Countries with well-developed rule-of-law cultures often have a myth that justice is blind – that judicial decisions are made based on fact, not based on personal values or beliefs. However, this view does not account for the massive shifts in legal interpretation that have occurred over time as social values have evolved. In particular, in 1896 seven U.S. Supreme Court justices decided in the case of Plessy v. Ferguson that racial segregation was permissible so long as it met the standard of “separate but equal.” This standard was, of course, overruled in 1954 in the case of Brown v. Board of Education of Topeka.
The obvious relationship between judicial outcomes and the personal beliefs of the judges can – or should, anyway – make life very difficult for judges. A wise judge not only analyzes the facts, the relevant statutes, and the legal precedents, but he or she must also gauge the pace of change in the underlying social values. As social values evolve, the interpretation – and repute – of certain legal decisions may change, as in the case of Plessy. More importantly, when legal decisions do not keep up with social values, the law becomes irrelevant – even inimical – to their lives. In defense of the Plessy justices, they probably gauged the pace of change with adequate precision. It took more than 50 years for Plessy to be overturned, and at least another 15 for formalized segregation itself to be dismantled.
In the case of the recent Prop 8 ruling by Judge Vaughn Walker, one has to ask if the underlying social values are shifting more rapidly than they did in the case of “separate but equal” segregation. Before 2003, sodomy was illegal in some parts of the U.S.; less than a decade later, gay marriage is the law of the land in several states. Other countries, including Spain and Argentina, now allow gay marriage. Furthermore, support for gay marriage in the U.S. is much higher among young people than among their parents and grandparents, suggesting that society’s values on this issue will shift with the passing of time. A majority of those aged 18-29 – remember, these people grew up with TV’s “Will and Grace” and with other prominent gays and lesbians in the public sphere – support gay marriage in all but 12 states (ref). This data support forecasts by Manuel Castells and others that the traditional nuclear family will soon be viewed as an artifact from the past.

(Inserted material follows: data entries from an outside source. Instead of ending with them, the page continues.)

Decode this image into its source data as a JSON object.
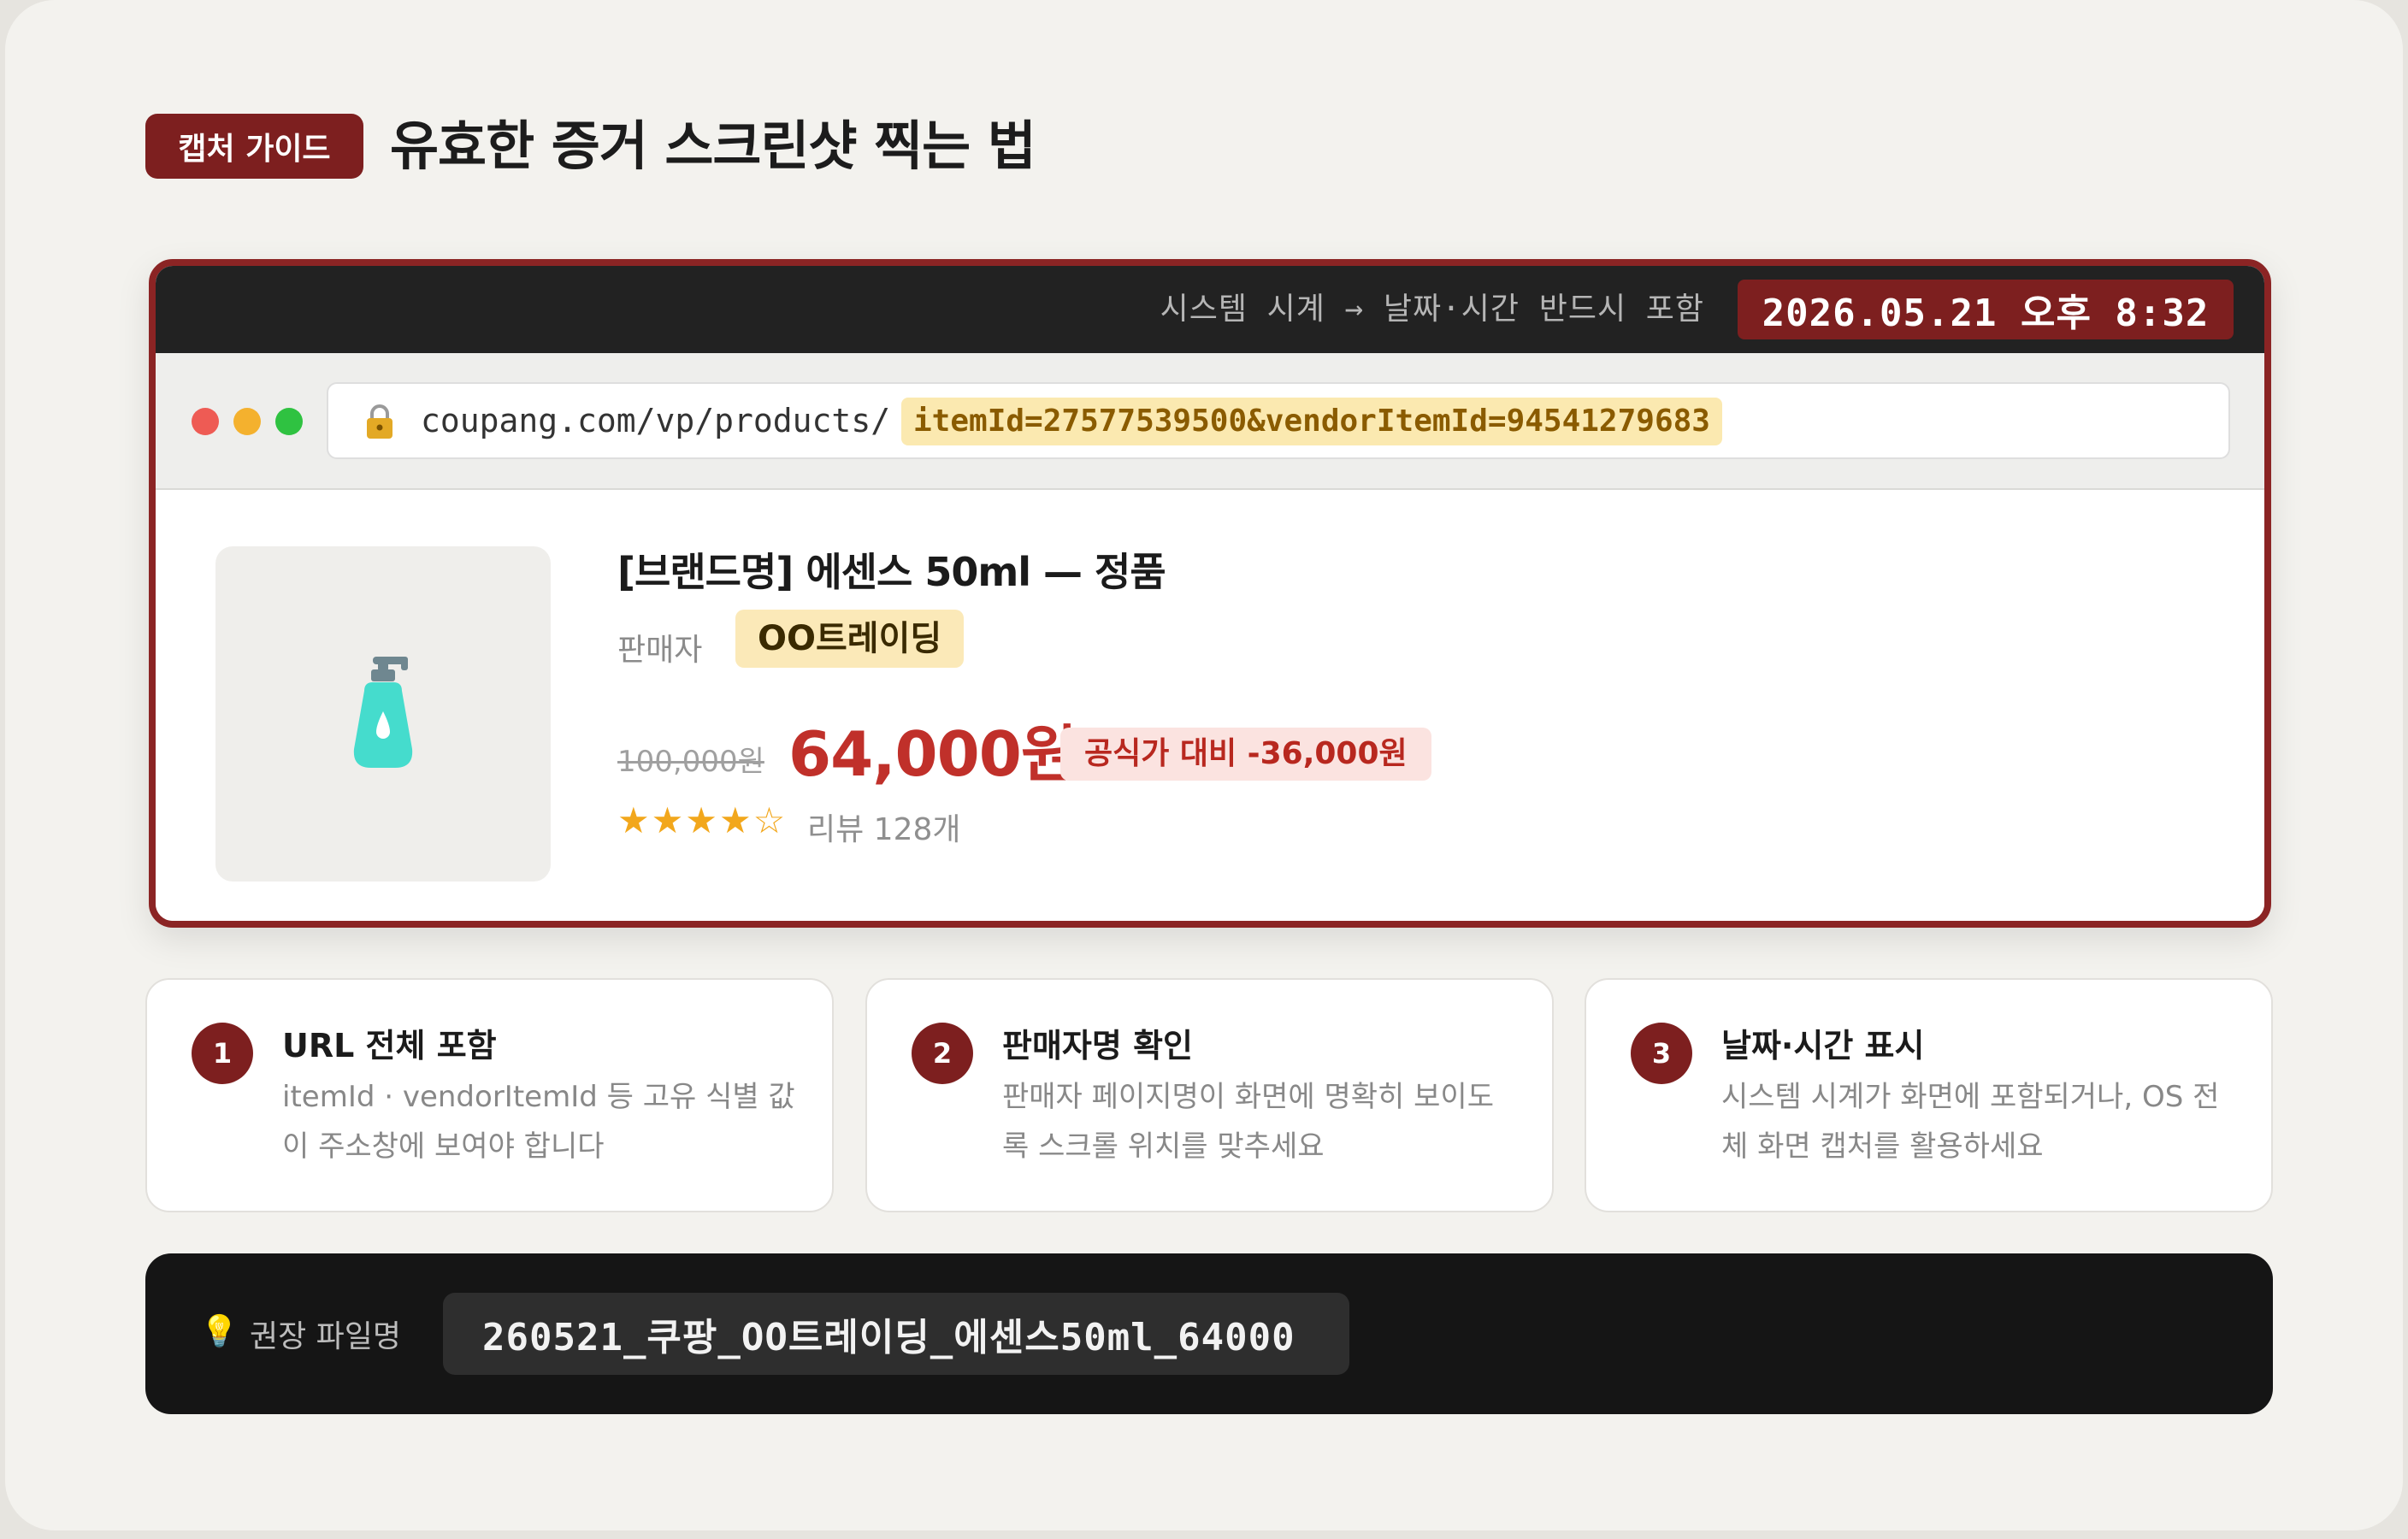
{
  "header": {
    "badge": "캡처 가이드",
    "title": "유효한 증거 스크린샷 찍는 법"
  },
  "browser": {
    "clock_hint": "시스템 시계 → 날짜·시간 반드시 포함",
    "clock_time": "2026.05.21  오후 8:32",
    "url_base": "coupang.com/vp/products/",
    "url_params": "itemId=27577539500&vendorItemId=94541279683",
    "icons": {
      "lock": "lock-icon",
      "product": "pump-bottle-icon"
    }
  },
  "product": {
    "name": "[브랜드명] 에센스 50ml — 정품",
    "seller_label": "판매자",
    "seller_name": "OO트레이딩",
    "original_price": "100,000원",
    "sale_price": "64,000원",
    "discount": "공식가 대비 -36,000원",
    "stars": "★★★★☆",
    "rating": 4,
    "rating_max": 5,
    "reviews": "리뷰 128개"
  },
  "tips": [
    {
      "num": "1",
      "title": "URL 전체 포함",
      "body": "itemId · vendorItemId 등 고유 식별 값이 주소창에 보여야 합니다"
    },
    {
      "num": "2",
      "title": "판매자명 확인",
      "body": "판매자 페이지명이 화면에 명확히 보이도록 스크롤 위치를 맞추세요"
    },
    {
      "num": "3",
      "title": "날짜·시간 표시",
      "body": "시스템 시계가 화면에 포함되거나, OS 전체 화면 캡처를 활용하세요"
    }
  ],
  "filename": {
    "icon": "💡",
    "label": "권장 파일명",
    "value": "260521_쿠팡_OO트레이딩_에센스50ml_64000"
  },
  "colors": {
    "accent": "#7d1f1f",
    "price": "#c0302a",
    "highlight": "#fbe9b0",
    "star": "#f2a71c"
  }
}
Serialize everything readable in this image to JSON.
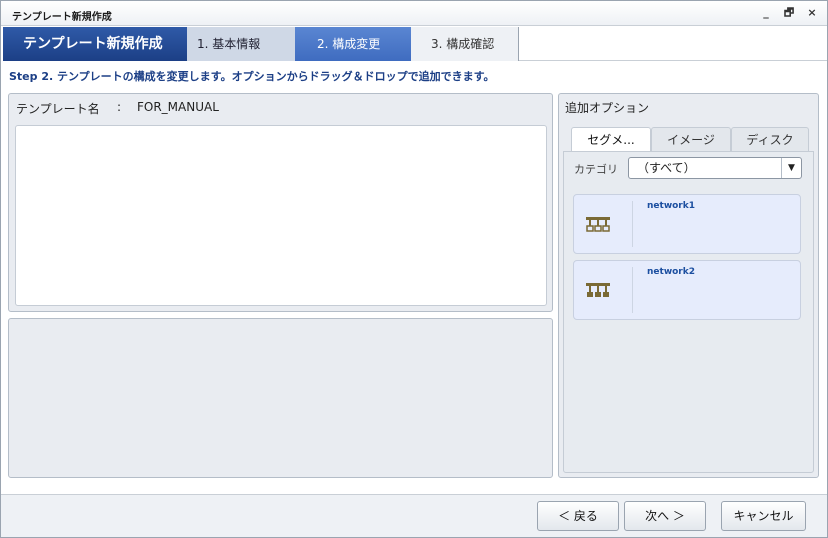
{
  "window": {
    "title": "テンプレート新規作成",
    "min_glyph": "_",
    "max_glyph": "🗗",
    "close_glyph": "×"
  },
  "wizard": {
    "title": "テンプレート新規作成",
    "steps": [
      {
        "label": "1. 基本情報",
        "state": "done"
      },
      {
        "label": "2. 構成変更",
        "state": "active"
      },
      {
        "label": "3. 構成確認",
        "state": "pending"
      }
    ]
  },
  "instruction": "Step 2. テンプレートの構成を変更します。オプションからドラッグ＆ドロップで追加できます。",
  "template": {
    "name_label": "テンプレート名",
    "colon": ":",
    "name_value": "FOR_MANUAL"
  },
  "options_panel": {
    "title": "追加オプション",
    "tabs": [
      "セグメ...",
      "イメージ",
      "ディスク"
    ],
    "category_label": "カテゴリ",
    "category_value": "（すべて）",
    "dropdown_glyph": "▼",
    "items": [
      {
        "name": "network1",
        "icon": "network-segment-icon"
      },
      {
        "name": "network2",
        "icon": "network-segment-icon"
      }
    ]
  },
  "colors": {
    "accent_dark": "#1c3f86",
    "accent_active": "#3f6cc0",
    "item_text": "#1c4fa0",
    "network_icon": "#7a6a35"
  },
  "buttons": {
    "back": "＜ 戻る",
    "next": "次へ ＞",
    "cancel": "キャンセル"
  }
}
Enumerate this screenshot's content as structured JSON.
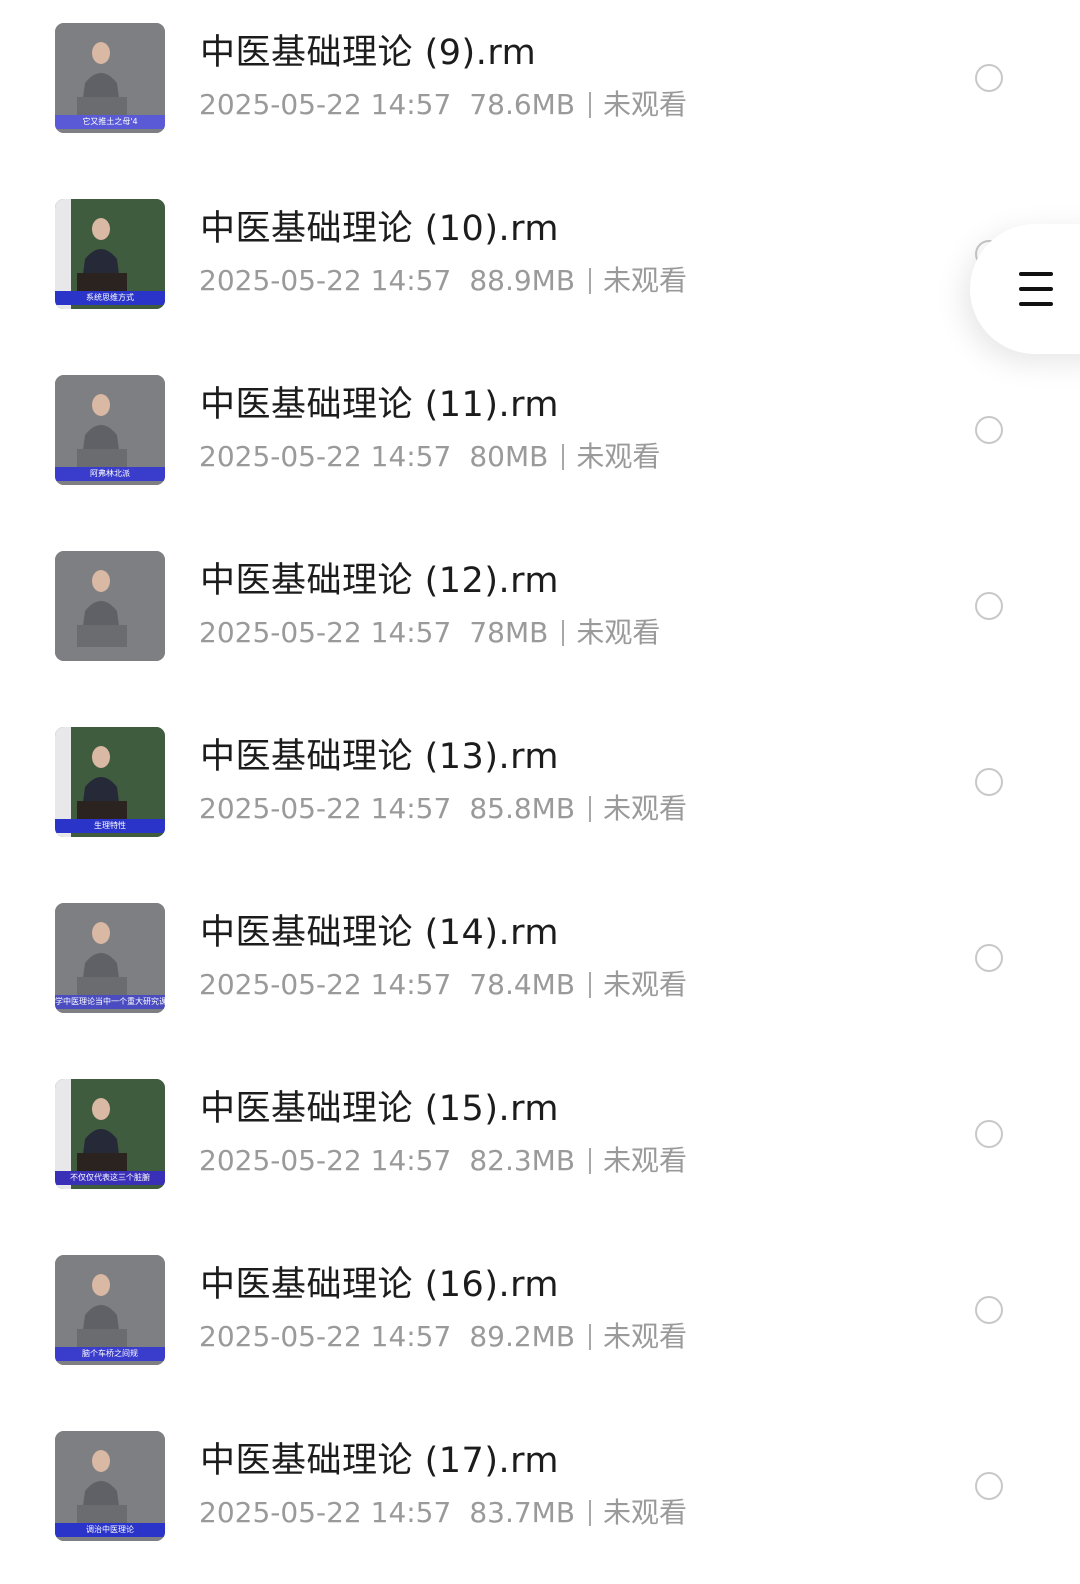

So while the ultimate outcome in the specific case decided by Judge Walker may be in doubt, it remains highly likely that gay marriage will be permitted throughout the U.S. within a very short period of time. Thus, for the U.S. Supreme Court, the question to be decided is not so much whether gay marriage should be a protected right, but rather whether they want to be the authors of a decision that, like Plessy, will be seen – quite possibly during their own lifetimes – as a denial of the rights of many Americans predicated upon a set of antiquated prejudices that are no longer widely shared.